One of the things, which came to mind today, was my inability to change things. I mean here we are and it’s a beautiful day. Not so this past winter. Lots of complaints from friends of mine. Yet there was nothing any of us could do to change the weather.
That’s something I remember which would cause me problems. Unhappiness. Sometimes misery. Feeling sorry for oneself. Even anger and sometimes deep resentments. Tough to be that way. And it always reminded me of what my sponsor would always tell me. Don’t ever depend on my emotions.
In fact I remember that one old timer, Henry the Plumber. He would always bring up the topic, “Change our attitudes.” He pointed out that our attitudes could change what was going on for us. He said that they couldn’t change the facts, the day that is. But they could change our conseptions. I could wake up one day, which was beautiful, and I would feel great. I could wake up the next day, the same beauty, but I would feel depressed and angry. What had changed? My attitude…governed by my negative emotions.
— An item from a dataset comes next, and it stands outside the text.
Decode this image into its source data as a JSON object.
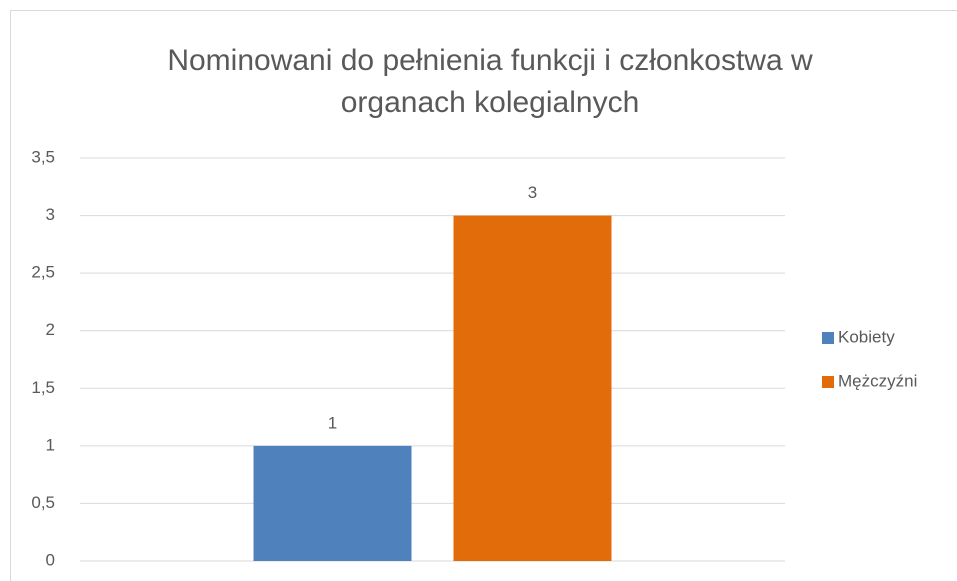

That’s where my sponsor stepped in and told me that, when the negative is there, to stop my day and start it over. I learned to step back and take a deep breath. Step aside and, if possible, find a quiet place, say a prayer, meditate for a moment, turn our attitude from negative to positive, and go on with my day. Does work…if I want to change for the better.
And, of course, that’s where the Serenity Prayer comes to the front for me. And my Higher Power. And, then, my fellow alcoholics in here. Sober of course. Most things I cannot change. But I can change me. Again I learned that from my sponsor and this program.
Once again the spiritual life is not a theory. I found I have to live it.
Just thinking again of why I am here. I am here to stay sober a day at a time. I have to learn to stay focused. When I do, I am generally at peace and happiness. What I have been given in here is so much I have to be grateful. But I know I can forget. I am human and subject to my faults. However I know I have to remind myself that I have to have the courage to change the things I can. And the wisdom to know the difference. That’s me. But how often and much I need the aid of my Higher Power and others.
Worthwhile to stop and think about these things.